In an interesting case, the CA Court of Appeals (Second District, Division Six) deemed the practice of averaging wages to meet minimum wage requirements, considered acceptable by the FLSA, to be a violation of California minimum wage laws.

In the case, Armenta v. Osmose, Inc., workers were paid well over minimum wage for their “productive” time spent out in the field maintaining utility poles. However during the workday, the workers also had “non-productive” time, during which they cleaned trucks and tools, travelled to another site or did paperwork, for which they were not paid at all. The company, Osmose, argued that when the work week was averaged out, the workers were paid at least a minimum hourly wage, if not more. The Appeals Court disagreed stating:

“As noted in the DLSE opinion, section 1194 is: [¶] ‘susceptible to two divergent readings: 1) that the obligation to pay minimum wages attaches to each and every separate hour worked during the payroll period, and that payment must be made for all such hours on the established payday, or 2) that the obligation to pay minimum wages for the total number of hours worked in the pay period is determined “backwards” from the date that any payment is due, without considering any hour (or part of any hour) in isolation.’

“As noted in the opinion letter, . . . federal courts have consistently followed the latter approach. However, . . . California State law differs dramatically from the Federal Labor Standards Act (“FLSA”). As asserted in the opinion letter, . . . the combined force of California Labor Code sections 221, 222, and 223 require a different result under California law. Those statutes clearly prohibit an employer from receiving from the employee, withholding from the employee, or secretly paying to the employee, some amount less than the employee’s actual agreed wages for work performed by the employee.” (Findlaw.com-registration required)

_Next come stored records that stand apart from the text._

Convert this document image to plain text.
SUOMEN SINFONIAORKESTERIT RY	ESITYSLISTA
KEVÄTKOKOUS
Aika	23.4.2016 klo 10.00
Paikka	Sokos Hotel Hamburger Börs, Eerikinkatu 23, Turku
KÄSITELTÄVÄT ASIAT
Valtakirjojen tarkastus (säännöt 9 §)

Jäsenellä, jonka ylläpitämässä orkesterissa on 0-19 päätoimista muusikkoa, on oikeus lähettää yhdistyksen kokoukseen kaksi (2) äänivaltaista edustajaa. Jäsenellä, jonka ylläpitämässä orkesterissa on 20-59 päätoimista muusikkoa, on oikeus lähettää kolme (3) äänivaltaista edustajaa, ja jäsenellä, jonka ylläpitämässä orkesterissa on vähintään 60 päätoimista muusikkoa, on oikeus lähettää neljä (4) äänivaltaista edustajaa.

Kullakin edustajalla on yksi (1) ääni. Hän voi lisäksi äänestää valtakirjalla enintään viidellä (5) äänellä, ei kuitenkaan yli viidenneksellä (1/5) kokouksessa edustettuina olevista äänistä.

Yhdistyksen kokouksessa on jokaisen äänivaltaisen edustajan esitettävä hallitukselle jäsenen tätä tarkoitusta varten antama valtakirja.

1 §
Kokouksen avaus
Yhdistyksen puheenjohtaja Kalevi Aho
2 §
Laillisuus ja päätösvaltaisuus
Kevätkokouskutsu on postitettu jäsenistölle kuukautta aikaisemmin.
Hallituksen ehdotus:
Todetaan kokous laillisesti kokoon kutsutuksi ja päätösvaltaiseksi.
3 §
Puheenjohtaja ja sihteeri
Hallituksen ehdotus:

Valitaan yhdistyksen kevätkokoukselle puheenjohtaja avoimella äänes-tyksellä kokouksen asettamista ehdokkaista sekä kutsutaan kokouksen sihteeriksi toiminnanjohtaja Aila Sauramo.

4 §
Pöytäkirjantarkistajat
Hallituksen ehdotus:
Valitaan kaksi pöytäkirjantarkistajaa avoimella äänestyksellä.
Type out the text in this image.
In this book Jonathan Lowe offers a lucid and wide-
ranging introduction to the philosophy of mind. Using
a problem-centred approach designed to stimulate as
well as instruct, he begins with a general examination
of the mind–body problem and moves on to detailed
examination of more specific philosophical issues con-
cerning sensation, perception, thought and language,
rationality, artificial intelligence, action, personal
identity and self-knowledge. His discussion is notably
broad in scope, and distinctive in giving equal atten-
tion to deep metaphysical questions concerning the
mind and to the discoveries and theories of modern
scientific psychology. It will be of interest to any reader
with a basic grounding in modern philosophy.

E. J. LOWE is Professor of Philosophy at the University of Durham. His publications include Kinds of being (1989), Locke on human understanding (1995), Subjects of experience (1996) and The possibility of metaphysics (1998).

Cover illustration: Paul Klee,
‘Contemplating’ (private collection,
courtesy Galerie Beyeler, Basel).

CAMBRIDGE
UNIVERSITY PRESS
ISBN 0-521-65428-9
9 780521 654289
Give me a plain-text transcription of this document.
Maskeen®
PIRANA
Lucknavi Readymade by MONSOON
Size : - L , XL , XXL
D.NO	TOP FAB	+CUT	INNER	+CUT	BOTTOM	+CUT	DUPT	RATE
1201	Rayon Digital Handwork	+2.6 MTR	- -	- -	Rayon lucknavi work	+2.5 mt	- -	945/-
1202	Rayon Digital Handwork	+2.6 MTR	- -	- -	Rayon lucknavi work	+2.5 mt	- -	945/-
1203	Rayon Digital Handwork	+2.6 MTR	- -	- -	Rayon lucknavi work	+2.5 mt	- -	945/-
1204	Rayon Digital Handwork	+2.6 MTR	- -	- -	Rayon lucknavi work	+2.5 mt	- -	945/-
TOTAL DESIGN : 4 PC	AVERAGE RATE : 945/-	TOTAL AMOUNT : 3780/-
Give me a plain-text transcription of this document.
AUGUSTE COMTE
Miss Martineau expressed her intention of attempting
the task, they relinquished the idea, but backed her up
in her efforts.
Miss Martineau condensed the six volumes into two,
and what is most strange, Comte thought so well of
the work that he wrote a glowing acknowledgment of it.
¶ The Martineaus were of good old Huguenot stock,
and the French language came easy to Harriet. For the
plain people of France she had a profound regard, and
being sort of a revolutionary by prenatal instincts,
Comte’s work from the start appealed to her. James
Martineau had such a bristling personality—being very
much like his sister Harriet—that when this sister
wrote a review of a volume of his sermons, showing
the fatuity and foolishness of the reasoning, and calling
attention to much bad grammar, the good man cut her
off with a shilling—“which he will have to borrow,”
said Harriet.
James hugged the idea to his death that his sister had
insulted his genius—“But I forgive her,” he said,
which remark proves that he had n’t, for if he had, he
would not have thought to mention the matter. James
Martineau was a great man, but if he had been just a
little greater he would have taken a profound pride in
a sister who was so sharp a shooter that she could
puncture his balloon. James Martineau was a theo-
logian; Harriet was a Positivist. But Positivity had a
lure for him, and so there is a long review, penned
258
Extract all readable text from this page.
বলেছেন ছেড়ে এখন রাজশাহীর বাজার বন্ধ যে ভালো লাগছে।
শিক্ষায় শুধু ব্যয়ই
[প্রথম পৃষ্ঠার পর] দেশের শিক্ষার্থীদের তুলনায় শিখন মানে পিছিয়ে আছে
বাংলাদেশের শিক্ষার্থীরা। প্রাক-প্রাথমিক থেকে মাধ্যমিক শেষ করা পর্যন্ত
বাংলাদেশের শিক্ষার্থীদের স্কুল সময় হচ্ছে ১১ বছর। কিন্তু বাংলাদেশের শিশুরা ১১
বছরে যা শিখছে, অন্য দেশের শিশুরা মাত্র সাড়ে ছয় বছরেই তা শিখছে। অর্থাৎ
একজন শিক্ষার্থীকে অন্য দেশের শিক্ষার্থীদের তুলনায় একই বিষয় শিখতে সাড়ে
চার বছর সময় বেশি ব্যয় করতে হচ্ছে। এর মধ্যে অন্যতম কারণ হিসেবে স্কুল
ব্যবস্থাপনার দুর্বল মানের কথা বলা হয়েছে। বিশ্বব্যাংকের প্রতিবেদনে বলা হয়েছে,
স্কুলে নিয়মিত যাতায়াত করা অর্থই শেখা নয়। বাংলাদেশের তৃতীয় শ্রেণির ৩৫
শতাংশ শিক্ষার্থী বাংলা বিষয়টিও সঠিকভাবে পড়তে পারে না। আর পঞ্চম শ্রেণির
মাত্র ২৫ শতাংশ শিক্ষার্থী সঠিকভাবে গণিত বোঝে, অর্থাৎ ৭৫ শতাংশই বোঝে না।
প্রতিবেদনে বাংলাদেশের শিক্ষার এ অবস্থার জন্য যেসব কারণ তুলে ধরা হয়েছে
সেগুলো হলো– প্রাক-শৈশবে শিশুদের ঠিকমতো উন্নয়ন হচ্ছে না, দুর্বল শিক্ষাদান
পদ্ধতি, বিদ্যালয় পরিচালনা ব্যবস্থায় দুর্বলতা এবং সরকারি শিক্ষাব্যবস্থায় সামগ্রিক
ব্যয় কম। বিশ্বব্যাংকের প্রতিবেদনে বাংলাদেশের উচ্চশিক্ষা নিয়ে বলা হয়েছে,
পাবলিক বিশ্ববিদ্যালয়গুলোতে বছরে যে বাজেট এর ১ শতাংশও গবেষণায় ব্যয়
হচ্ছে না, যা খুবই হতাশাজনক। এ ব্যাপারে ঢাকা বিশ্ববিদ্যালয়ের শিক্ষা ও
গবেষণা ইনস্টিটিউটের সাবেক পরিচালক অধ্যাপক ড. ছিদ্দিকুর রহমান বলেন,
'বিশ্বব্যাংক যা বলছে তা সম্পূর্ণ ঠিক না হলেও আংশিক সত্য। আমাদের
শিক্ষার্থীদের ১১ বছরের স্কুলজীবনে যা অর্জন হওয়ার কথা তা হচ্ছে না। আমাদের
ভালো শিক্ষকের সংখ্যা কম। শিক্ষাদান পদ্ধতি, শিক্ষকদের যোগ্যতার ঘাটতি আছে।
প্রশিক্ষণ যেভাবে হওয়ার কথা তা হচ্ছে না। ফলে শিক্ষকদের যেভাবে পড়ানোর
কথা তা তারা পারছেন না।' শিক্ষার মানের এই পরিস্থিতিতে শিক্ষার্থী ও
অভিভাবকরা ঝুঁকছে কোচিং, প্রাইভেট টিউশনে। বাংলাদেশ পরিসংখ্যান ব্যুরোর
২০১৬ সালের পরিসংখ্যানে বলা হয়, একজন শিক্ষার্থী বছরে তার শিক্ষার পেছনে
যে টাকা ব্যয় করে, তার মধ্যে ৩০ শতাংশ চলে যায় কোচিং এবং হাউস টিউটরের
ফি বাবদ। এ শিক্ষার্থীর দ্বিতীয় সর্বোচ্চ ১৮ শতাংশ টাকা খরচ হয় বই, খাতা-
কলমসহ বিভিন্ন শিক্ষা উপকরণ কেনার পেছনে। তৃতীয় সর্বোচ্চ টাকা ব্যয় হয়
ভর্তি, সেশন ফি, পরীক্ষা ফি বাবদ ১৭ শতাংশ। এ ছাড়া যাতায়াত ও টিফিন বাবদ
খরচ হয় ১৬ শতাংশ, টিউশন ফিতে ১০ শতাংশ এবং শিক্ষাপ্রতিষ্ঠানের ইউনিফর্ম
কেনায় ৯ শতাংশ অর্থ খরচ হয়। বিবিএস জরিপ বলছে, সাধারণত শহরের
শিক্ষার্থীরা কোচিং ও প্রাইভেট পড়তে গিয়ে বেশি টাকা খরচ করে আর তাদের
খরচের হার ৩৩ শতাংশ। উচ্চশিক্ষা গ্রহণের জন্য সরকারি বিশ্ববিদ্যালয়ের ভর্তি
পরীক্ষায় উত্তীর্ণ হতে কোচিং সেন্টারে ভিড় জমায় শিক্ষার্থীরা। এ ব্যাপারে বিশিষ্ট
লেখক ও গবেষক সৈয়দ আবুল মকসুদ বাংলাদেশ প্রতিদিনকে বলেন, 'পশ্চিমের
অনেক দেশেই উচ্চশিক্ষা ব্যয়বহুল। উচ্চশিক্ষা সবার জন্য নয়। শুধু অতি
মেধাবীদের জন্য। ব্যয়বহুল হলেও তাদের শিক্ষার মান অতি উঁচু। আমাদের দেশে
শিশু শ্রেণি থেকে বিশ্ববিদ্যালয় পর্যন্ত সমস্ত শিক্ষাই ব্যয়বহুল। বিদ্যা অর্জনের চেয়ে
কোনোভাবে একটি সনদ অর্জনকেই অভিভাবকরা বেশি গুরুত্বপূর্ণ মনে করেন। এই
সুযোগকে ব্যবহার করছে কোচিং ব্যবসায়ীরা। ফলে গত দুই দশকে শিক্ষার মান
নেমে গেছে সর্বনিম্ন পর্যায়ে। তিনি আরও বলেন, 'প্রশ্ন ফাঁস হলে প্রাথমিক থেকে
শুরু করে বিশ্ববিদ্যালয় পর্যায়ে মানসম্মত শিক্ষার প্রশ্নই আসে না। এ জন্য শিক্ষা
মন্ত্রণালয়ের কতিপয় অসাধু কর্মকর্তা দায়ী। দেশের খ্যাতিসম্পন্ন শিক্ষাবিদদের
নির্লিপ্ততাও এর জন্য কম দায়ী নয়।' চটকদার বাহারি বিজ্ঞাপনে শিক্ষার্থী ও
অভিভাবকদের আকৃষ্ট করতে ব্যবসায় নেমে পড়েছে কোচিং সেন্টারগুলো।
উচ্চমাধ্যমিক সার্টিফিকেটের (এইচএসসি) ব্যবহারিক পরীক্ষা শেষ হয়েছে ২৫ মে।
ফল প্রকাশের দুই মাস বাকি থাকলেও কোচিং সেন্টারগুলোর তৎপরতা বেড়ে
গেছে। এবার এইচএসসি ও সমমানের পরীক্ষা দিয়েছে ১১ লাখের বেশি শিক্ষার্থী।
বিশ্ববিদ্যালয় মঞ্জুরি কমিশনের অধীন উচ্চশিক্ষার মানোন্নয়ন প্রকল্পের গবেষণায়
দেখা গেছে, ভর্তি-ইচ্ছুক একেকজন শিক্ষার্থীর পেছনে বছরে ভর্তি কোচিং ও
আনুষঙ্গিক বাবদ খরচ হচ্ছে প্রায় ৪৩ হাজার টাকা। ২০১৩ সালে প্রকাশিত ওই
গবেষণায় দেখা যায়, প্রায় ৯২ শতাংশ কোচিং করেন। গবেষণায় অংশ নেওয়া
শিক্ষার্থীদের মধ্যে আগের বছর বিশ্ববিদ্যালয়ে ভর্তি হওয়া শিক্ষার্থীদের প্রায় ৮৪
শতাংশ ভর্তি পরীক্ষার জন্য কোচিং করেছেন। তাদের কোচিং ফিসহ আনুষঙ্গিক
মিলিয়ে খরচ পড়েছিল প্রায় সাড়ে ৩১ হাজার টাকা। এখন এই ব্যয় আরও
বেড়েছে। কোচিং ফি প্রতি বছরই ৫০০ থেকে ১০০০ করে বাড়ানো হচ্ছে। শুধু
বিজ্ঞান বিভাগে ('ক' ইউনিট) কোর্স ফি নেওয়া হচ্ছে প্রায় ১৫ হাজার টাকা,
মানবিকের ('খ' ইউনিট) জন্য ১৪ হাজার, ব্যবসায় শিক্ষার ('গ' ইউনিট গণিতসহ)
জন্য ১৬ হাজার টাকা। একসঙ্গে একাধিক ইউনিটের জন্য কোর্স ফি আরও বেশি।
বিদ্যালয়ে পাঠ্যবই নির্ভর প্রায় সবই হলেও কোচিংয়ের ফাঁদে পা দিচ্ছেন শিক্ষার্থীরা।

Essentially, the Court said that a California employer may not average wages over time to equal that of minimum wage as this would not provide for an hourly wage. Additionally, the Court noted that Osmose’s “method of “averaging” would permit it to extract lengthy work weeks from its employees without paying them for all hours worked, in violation of “our state’s policy of liberally construing California wage and hour provisions for the benefit of employees.” (Findlaw.com)

The Court found in favor of the workers and awarded to them $90,398.22 for wages and penalties owed plus attorneys’ fees.

Even the courts are saying how liberally they must interpret wage and hour law in favor of the employee. Yet another reason for our out-of-state peers to make fun of California HR. Personally, I love the challenge.